Declaring personal data bankruptcy and the cost of privacy
In the digital economy, your data profile has value, but judging from what I watched happen recently in a London shopping mall, a lot of us give it away for free.
At the Westfield shopping center in Shepherd’s Bush, a long line of Britons waited to surrender valuable personal information – demographic details, shopping habits, brand preferences, and more – in exchange for a free bar of chocolate. Really. How did the collector, a prominent British retailer, intend to use this bounty? None of the data donors I observed seemed to care. Not one paused to read the posted privacy disclosure statement.
That could turn out to be one costly chocolate treat.
We’re a society in conflict. On one hand there’s outrage over government surveillance programs and wholesale data breaches. 28% of the online population claims to use tools to disguise their identity or location. 61% of Americans say personal rights and freedoms command higher priority than anti-terror measures. On the other hand, so many trade their identities away for a pittance, or even for nothing – valuing them, wrongly, at zero.
Why are they so ready to surrender their privacy to commercial interests? Especially when their trust is betrayed so regularly due to security lapses, with such damning publicity for retailers, banks, and more usual suspects?
A lot of us voluntarily declare personal data bankruptcy. It’s a big mistake.
What’s personal data bankruptcy? It’s when you declare your personal profile worthless. You want to know how often I go to the movies? What features I like in a new car? What magazines I read? Anyone curious is going to use all that data to make money – so pay me.
Many of us carry loyalty cards. Swipe a card at the grocery checkout, for example, and get the special “club price” on bananas, or a buy-one, get-one deal on noodles. So there’s a little value. But, believe me, it pales next to the value of the personal and transactional data the store compiles.

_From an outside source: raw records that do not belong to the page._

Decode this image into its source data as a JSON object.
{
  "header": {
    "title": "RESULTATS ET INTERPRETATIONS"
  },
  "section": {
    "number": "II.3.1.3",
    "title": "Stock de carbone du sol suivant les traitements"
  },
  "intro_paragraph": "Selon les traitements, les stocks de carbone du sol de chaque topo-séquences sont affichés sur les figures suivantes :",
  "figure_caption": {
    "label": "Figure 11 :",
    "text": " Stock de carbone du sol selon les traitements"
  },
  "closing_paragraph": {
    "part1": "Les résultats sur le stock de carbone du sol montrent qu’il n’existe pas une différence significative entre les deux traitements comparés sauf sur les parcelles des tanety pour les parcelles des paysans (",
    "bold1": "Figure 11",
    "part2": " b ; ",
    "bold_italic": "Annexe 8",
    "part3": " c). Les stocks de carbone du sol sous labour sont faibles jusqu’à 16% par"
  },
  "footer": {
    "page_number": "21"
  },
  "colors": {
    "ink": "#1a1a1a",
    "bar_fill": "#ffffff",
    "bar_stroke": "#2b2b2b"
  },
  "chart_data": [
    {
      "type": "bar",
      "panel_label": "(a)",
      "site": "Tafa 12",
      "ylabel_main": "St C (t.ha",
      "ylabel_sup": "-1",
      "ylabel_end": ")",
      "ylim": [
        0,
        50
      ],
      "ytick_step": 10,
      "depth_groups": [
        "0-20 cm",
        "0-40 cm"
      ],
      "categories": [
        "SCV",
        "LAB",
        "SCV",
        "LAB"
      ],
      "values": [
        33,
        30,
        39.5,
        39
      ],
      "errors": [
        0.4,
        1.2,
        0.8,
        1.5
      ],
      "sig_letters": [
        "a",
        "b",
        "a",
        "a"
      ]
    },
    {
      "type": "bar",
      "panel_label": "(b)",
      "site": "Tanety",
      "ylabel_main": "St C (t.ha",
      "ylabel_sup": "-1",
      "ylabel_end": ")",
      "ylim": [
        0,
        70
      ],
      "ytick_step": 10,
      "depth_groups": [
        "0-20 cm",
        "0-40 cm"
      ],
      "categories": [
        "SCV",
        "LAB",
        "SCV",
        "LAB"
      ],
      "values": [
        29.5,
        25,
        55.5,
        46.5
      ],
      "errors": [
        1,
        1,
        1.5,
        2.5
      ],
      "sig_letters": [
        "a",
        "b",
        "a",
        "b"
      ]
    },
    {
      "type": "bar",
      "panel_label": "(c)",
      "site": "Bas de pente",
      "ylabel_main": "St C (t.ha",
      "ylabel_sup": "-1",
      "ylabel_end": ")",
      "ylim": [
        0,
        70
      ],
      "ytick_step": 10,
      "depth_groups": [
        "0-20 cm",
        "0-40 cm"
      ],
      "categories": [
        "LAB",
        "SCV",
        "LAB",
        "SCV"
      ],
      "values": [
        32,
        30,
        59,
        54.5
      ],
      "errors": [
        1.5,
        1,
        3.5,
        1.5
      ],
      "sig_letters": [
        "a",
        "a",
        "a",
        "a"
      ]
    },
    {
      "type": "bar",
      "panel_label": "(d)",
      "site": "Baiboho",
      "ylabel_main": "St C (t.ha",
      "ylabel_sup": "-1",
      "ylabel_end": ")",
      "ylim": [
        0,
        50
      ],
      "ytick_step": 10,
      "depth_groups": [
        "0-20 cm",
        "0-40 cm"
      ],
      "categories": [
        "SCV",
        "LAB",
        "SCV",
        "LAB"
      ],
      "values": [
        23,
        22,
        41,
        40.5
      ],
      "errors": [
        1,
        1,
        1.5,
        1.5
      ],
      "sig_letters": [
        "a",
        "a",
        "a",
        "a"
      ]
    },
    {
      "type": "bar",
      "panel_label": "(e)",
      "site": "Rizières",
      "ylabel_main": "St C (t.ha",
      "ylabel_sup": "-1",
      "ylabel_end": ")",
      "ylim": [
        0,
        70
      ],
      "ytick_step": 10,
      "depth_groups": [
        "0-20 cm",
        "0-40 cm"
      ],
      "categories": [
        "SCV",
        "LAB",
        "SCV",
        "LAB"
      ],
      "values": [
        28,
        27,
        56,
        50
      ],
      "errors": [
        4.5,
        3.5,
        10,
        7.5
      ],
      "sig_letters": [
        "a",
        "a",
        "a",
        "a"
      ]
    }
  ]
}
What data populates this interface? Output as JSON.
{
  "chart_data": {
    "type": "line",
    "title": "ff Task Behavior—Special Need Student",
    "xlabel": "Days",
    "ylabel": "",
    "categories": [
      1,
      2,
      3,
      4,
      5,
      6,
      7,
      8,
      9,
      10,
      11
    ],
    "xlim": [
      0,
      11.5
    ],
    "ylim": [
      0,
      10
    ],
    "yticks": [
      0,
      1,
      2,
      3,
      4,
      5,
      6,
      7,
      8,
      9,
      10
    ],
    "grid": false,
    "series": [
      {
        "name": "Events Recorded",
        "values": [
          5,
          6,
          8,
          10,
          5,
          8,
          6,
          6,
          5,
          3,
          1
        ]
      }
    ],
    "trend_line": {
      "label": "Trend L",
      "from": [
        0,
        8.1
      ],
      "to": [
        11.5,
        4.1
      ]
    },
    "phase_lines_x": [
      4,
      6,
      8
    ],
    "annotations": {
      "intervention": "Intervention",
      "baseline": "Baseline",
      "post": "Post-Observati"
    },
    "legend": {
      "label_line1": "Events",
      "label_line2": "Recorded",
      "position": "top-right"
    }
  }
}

Some organizations take advantage of the consumer’s perception that his or her data is worthless by actually charging to join loyalty programs. Sadly there’s no shortage of takers. When I bought movie tickets recently, the clerk asked me if I wanted to join the cinema chain’s loyalty program. With free tickets as rewards, it seemed like a fair enough transaction. I was dumbfounded to hear there was a monetary charge for handing over my information – a charge 200,000 other moviegoers had already paid. And this is no isolated example.
Every consumer has equity in the digital data economy. Nobody’s really “bankrupt.” But they have to be less shy about getting what this data is worth. When we fail to assert the value of our personal data we hand its exploiters a free pass.
One alternative is to simply withdraw from the digital economy: go cash-only, pass up discounts and freebies, and share nothing. But that’s not only increasingly difficult these days, it cuts you off from some real benefits of loyalty and personalized transaction systems.
Better advice: be as cautious and hard-nosed about data-sharing as if you were shopping for fresh fish. Who will my data be shared with? How will it be used to shape unique offers and pricing for me? How is it protected? What are the real rewards? If the deal “stinks”, do what you would do if the fish stank. Walk away.
Don’t join the line for chocolate bars. Your data is prized by nearly every business you patronize. They should be lining up for you.